Pay-for-Placement PR Defined

PR firms offer different types of payment models such as an hourly rate or a monthly retainer for their services. Another lesser-known model is called pay-for-placement PR which means the firm only gets paid after a story about you appears in the media. It’s an option that often appeals to startups or small-business owners who have limited budgets.

Expectations versus Reality with Pay-for-Placement PR

While this model can be effective, it’s not without controversy. Here’s our take on the realities of pay-for-placement PR.


  • You get what you pay for – Instead of wondering what exactly your PR firm is doing to earn that PR retainer or if they should be charging more or fewer hours to get the results you want, with pay-for-placement PR, you eliminate that uncertainty.
  • Focuses on the short-term goal – This often works for startups or small businesses who need to create some quick brand awareness or publicity for a new product release and/or an event. But don’t yet need some of the more long-term PR services like reputation management or media training.


  • Not every media placement is the same – Is a media placement in an obscure local publication the same as one in the lead publication in your industry? No, but you might be paying the same if you’re not careful upfront with this model. It’s about quality versus quantity. And that goes for how prominently your brand, product, or service is featured, too. It doesn’t do you much good if you only garner a small mention.
  • It can limit the relationship with your PR firm – Pay-for-placement PR is transactional, no doubt, and while that’s not necessarily a bad thing, part of the key to success with public relations is the strength of your partnership with the firm you use. When your PR firm is immersed in your brand they can tell your story more effectively, and retainer clients typically get more value-added services by the nature of their investment.
  • The model can invite abuse – If there’s a system to game, someone will find a way regardless of the industry and PR is no different. Yes, there are some unscrupulous firms out there who may cut corners and/or try to offer kickbacks to journalists to gain placements. This is completely unethical, but don’t let it overshadow a model that can work when done correctly especially when there are ways you can protect yourself and your brand.

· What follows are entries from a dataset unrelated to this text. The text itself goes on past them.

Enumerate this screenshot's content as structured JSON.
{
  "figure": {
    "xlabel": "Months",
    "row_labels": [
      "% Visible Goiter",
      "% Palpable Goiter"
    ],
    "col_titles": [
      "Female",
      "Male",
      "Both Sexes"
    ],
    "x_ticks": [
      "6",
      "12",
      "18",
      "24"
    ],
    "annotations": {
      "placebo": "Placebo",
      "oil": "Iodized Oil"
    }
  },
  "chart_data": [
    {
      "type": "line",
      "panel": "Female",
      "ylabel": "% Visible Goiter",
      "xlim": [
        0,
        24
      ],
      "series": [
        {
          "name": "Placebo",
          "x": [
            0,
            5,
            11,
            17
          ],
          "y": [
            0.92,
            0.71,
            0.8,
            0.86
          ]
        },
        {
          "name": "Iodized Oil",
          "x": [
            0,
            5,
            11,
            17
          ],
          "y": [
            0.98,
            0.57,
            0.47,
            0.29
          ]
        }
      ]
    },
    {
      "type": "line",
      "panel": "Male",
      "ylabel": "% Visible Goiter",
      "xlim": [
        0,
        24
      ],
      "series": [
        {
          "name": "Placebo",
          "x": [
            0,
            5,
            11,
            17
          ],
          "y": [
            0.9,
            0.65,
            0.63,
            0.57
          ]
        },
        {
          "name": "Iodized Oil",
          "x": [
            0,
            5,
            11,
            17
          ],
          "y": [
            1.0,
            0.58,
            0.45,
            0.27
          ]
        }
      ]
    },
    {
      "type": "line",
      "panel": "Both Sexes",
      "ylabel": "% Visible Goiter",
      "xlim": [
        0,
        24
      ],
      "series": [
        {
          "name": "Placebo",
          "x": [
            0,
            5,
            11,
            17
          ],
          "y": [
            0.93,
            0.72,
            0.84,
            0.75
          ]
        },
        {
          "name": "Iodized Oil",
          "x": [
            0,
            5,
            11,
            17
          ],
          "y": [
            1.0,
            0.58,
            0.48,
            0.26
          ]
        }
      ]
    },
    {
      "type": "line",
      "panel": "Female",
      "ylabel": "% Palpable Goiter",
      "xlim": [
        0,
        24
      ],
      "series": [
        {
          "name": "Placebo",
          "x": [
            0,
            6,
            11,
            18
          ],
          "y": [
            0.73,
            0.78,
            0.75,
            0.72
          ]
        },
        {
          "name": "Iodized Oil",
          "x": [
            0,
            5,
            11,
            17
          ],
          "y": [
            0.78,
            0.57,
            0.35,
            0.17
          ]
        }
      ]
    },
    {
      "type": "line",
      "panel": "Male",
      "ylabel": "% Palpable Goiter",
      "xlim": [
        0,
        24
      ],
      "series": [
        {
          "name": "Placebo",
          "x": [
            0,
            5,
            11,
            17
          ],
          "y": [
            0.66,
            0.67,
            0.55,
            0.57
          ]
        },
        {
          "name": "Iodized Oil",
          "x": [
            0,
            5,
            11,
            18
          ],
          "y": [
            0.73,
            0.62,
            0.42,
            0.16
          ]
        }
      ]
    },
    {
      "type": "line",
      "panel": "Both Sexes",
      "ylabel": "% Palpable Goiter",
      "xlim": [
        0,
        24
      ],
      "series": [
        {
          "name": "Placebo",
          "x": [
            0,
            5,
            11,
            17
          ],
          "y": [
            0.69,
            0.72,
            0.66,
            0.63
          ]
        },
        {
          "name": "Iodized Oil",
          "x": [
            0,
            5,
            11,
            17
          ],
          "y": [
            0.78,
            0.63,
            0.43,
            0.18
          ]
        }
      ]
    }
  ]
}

Meeting Expectations with Pay-for-Placement PR

To meet (or exceed) expectations you have to set them clearly, of course. That’s one of the ways to ensure you get the best results with pay-for-placement PR (or any type of public relations, advertising, or marketing). Yet, you’d be surprised how many brands do so. But that’s a post for another time. Other ways to ensure your expectations are met with pay-for-placement PR include:

  • Do your homework on the best type of PR firm to represent you, and not just for pay-for-placement, but also for your brand and industry in general. Then vet them thoroughly.
  • Again, define what you want to achieve. What types of media publications, placements, and mentions equal success to you?
  • Develop as close a working relationship with your PR firm as possible with this model; the better they know your brand and the better you work together, the better your media placements will be.
  • Track the work your PR firm is doing and make sure you can make adjustments if you don’t think you’re getting your money’s worth.